Similarity is not a feeling; it is an angle. In a high-dimensional space of millions of items, Cosine Similarity is the lighthouse that finds the nearest shore.
1The Angle of Preference
When we treat items as Vectors (lists of ratings), we can visualize them in space. Euclidean Distance measures the 'Straight-line' distance between two points. If one user rates everything 5/5 and another rates everything 3/5, they will be far apart in Euclidean space. However, Cosine Similarity measures the Angle between the vectors. If both users loved Item A twice as much as Item B, their vectors point in the same direction, resulting in a high similarity score. This makes Cosine the superior choice for handling the inherent subjectivity of human ratings.
2The Dot Product
The numerator of the Cosine formula is the Dot Product. It multiplies the ratings of corresponding items and sums them up. If two items are often rated highly by the same users, the dot product will be large. We then Normalize this by dividing by the magnitudes of the vectors.
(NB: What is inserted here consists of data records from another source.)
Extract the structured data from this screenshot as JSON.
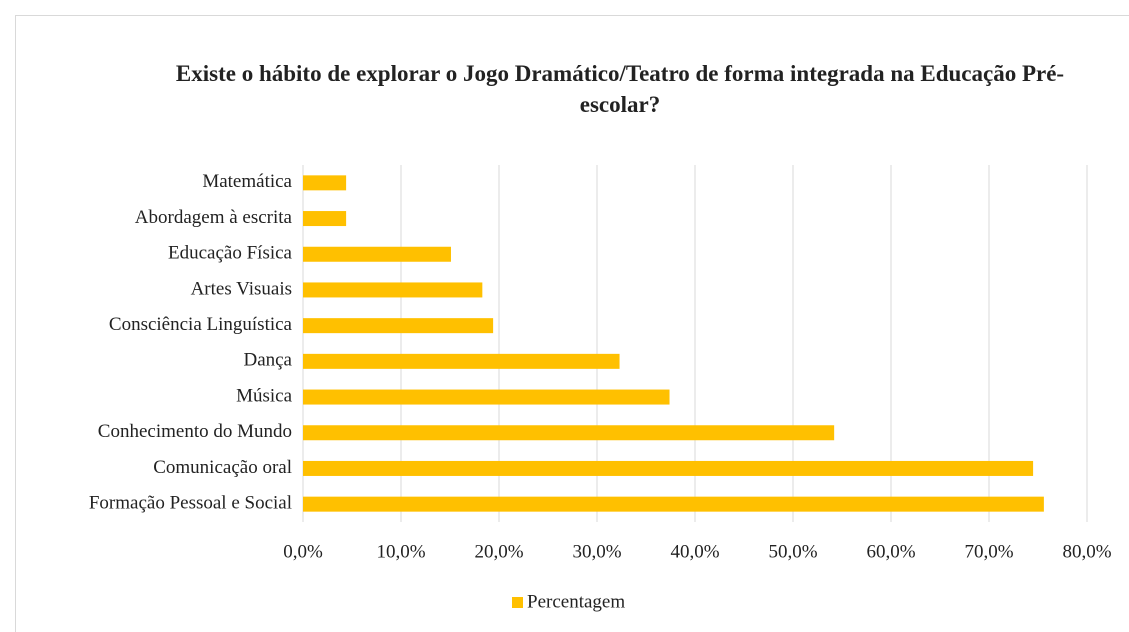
{
  "chart_data": {
    "type": "hbar",
    "title": "Existe o hábito de explorar o Jogo Dramático/Teatro de forma integrada na Educação Pré-escolar?",
    "categories": [
      "Matemática",
      "Abordagem à escrita",
      "Educação Física",
      "Artes Visuais",
      "Consciência Linguística",
      "Dança",
      "Música",
      "Conhecimento do Mundo",
      "Comunicação oral",
      "Formação Pessoal e Social"
    ],
    "series": [
      {
        "name": "Percentagem",
        "color": "#ffc000",
        "values": [
          4.4,
          4.4,
          15.1,
          18.3,
          19.4,
          32.3,
          37.4,
          54.2,
          74.5,
          75.6
        ]
      }
    ],
    "xlim": [
      0,
      80
    ],
    "xticks": [
      {
        "value": 0,
        "label": "0,0%"
      },
      {
        "value": 10,
        "label": "10,0%"
      },
      {
        "value": 20,
        "label": "20,0%"
      },
      {
        "value": 30,
        "label": "30,0%"
      },
      {
        "value": 40,
        "label": "40,0%"
      },
      {
        "value": 50,
        "label": "50,0%"
      },
      {
        "value": 60,
        "label": "60,0%"
      },
      {
        "value": 70,
        "label": "70,0%"
      },
      {
        "value": 80,
        "label": "80,0%"
      }
    ],
    "grid": true,
    "legend": "bottom"
  }
}
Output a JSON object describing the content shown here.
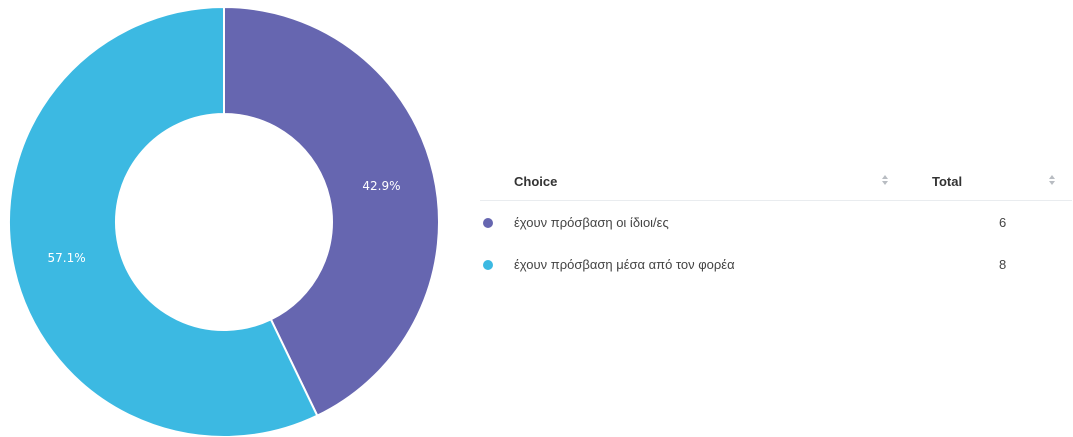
{
  "chart_data": {
    "type": "pie",
    "style": "donut",
    "categories": [
      "έχουν πρόσβαση οι ίδιοι/ες",
      "έχουν πρόσβαση μέσα από τον φορέα"
    ],
    "values": [
      6,
      8
    ],
    "percent_labels": [
      "42.9%",
      "57.1%"
    ],
    "colors": [
      "#6666b0",
      "#3cb9e2"
    ]
  },
  "table": {
    "header": {
      "choice": "Choice",
      "total": "Total"
    },
    "rows": [
      {
        "label": "έχουν πρόσβαση οι ίδιοι/ες",
        "total": "6",
        "color": "#6666b0"
      },
      {
        "label": "έχουν πρόσβαση μέσα από τον φορέα",
        "total": "8",
        "color": "#3cb9e2"
      }
    ]
  }
}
This step ensures that a popular item with thousands of ratings doesn't automatically dominate the results simply because it has 'more numbers'. It scales everything to a consistent range from 0 to 1.
3Removing the Bias
A common problem in RecSys is the 'Optimistic User' who gives everything 4 stars, and the 'Pessimist' who gives everything 2 stars. To the AI, the Optimist's 3 might be a 'dislike', while the Pessimist's 3 might be a 'rave review'. We solve this with Mean Centering. We subtract the user's average rating from every individual rating. Now, a positive number means 'Above Average' and a negative number means 'Below Average'. This 'Adjusted Cosine Similarity' is the industry standard for high-accuracy collaborative filtering.